Société

Ils sont tous devenus fous à Marseille ou quoi?

Temps de lecture : 2 min

[BLOG You Will Never Hate Alone] Dans la cité phocéenne, les réactions suscitées par les mesures gouvernementales dénotent une détérioration de la vie démocratique.

Des propriétaires de bars et restaurants manifestent à Marseille, le 25 septembre 2020. | Nicolas Tucat / AFP
Des propriétaires de bars et restaurants manifestent à Marseille, le 25 septembre 2020. | Nicolas Tucat / AFP

Ils carburent à quoi les Marseillais au juste? Au Pastis sous intraveineuse? Au Mistral version Autant en emporte le vent? À l'hydroxychloroquine par paquets de douze? Il fallait les voir l'autre soir quand furent annoncées les mesures visant à lutter contre le coronavirus. On eût dit un régiment de parachutes sous acide. Une vraie bouillabaisse populiste où les politicards de tous bords s'en sont donné à cœur joie, unanimes à dénoncer le diktat des élites parisiennes coupables de vouloir punir les habitants de la cité phocéenne.

Mais punir de quoi?!!! De la victoire de l'OM sur le PSG? De la popularité du docteur Raoult? Du bon air de la Canebière? L'exercice d'un mandat électoral exige avant tout du sang-froid, de la maîtrise et de la pondération. Et non des glapissements de volaille à l'heure de la saignée. Faut-il vraiment avoir dit adieu à l'intelligence pour hurler aux loups de la sorte? Et doit-on s'habituer à vivre sous le règne de l'énervement outragé quand à chaque décision adoptée, on s'imagine être victime d'un complot généralisé?
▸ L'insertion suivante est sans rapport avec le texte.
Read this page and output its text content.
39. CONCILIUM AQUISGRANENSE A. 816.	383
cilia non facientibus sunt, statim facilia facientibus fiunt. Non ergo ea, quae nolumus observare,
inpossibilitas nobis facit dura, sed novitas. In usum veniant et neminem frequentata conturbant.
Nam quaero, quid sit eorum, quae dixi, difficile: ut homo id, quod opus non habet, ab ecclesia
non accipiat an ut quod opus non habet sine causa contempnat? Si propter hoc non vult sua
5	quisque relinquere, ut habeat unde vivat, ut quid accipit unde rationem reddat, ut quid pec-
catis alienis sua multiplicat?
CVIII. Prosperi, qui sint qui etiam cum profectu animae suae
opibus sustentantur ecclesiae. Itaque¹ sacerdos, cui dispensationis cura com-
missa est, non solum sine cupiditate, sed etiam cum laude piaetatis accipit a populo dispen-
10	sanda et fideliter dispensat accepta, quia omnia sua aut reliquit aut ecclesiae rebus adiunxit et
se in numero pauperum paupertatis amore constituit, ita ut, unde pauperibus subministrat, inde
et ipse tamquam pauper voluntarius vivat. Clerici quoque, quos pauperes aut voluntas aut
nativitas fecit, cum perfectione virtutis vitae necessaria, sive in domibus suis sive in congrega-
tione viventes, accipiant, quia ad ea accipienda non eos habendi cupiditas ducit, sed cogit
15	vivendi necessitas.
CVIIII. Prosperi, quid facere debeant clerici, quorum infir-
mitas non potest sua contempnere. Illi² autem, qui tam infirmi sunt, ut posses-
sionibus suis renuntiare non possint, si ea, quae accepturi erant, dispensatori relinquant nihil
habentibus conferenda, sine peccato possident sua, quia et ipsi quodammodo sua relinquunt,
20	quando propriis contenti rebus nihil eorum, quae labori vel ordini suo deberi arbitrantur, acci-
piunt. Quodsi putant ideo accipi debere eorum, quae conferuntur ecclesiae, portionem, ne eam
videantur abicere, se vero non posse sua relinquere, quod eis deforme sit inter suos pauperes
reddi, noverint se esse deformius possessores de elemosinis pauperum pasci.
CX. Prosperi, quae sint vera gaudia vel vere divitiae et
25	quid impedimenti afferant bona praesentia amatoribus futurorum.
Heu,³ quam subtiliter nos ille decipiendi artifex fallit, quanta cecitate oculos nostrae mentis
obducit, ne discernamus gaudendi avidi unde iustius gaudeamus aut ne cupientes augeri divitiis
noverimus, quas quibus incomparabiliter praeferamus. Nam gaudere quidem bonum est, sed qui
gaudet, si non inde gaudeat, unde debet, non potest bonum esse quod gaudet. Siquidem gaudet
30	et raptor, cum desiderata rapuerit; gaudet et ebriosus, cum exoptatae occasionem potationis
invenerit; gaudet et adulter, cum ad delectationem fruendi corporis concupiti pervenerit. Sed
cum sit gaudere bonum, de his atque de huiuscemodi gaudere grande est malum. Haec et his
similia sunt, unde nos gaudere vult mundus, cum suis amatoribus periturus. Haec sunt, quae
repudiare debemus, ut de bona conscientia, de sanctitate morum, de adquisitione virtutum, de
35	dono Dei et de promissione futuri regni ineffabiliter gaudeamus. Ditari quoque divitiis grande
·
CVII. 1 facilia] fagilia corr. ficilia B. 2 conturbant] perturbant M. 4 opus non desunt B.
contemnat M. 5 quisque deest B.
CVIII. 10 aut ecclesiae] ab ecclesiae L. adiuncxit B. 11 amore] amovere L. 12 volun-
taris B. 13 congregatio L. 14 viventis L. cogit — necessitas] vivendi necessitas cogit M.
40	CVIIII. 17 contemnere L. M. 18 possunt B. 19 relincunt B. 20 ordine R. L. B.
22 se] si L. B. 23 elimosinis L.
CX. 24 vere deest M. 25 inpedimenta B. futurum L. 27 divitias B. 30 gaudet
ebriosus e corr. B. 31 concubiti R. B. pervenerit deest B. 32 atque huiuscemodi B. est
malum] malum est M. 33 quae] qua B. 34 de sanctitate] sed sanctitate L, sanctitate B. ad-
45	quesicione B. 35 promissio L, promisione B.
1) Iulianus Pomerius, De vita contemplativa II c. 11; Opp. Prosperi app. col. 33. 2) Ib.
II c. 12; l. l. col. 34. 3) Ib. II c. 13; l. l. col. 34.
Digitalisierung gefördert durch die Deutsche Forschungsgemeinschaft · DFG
Que les propriétaires de bars ou de salles de sport s'émeuvent de devoir fermer leur établissement, on le comprend aisément. On pensait être sorti d'affaire et voilà que le coronavirus nous rappelle à son triste souvenir. Quoi de plus humain que d'en ressentir une certaine forme d'amertume surtout quand on se sait être de tout l'hexagone les seuls à subir pareille infortune? Parfois, il est des violences verbales qui s'excusent. Mais les élus, quelle mouche les a piqués pour sortir ainsi de leurs gonds?

On présume que si le gouvernement en est venu à adopter de telles restrictions, c'est que la situation sanitaire, à leurs yeux, le commandait. Sinon quoi? Il y aurait au ministère de la Santé des hordes barbares qui auraient juré de plonger Marseille dans le chaos dans le seul but d'assouvir une vengeance née des positions pour le moins baroques du docteur Raoult lequel entretient avec le principe de réalité des relations dont on peut dire qu'elles sont équivoques voire même parfois grand-guignolesques?

Il est fort possible que le gouvernement se trompe quand il impose de telles mesures mais de là à lui prêter des intentions malveillantes, c'est verser dans le populisme de bas-étage, cette aberration mentale qui consiste désormais à voir le mal partout quitte à lui prêter des origines complotistes. Un divorce complet avec le discours de raison remplacé par une apoplexie langagière où l'on se complaît à s'imaginer un destin de martyrs.

Quand comprendra-t-on que ce genre de rhétorique est mortifère pour la démocratie? Que de la pratiquer sans raison sape les fondements même de la République, du vivre ensemble, de la nécessaire cohésion nationale sans laquelle tout pays finit par se disloquer, vaincu par des luttes fratricides où chacun se méfie de son voisin, de ses amis, de ses parents pour finir par douter de tout, à commencer de soi-même?

Folie de l'époque qui remplace la science par des commérages de cage d'escalier et où les plateaux de télévision se transforment en immense agora envahie de quelques bonimenteurs professionnels qui y viennent fanfaronner avant de parachever leur œuvre sur leur fil Twitter. Un délitement de la raison magnifié par un personnel politique qui au lieu de hisser leurs administrés vers le haut exaltent chez eux leur rancœur et leur petitesse, cette exaltation de la persécution, unique refuge à leurs espoirs déchus.

Décidément, les Marseillais méritaient mieux que ces vociférations inopportunes.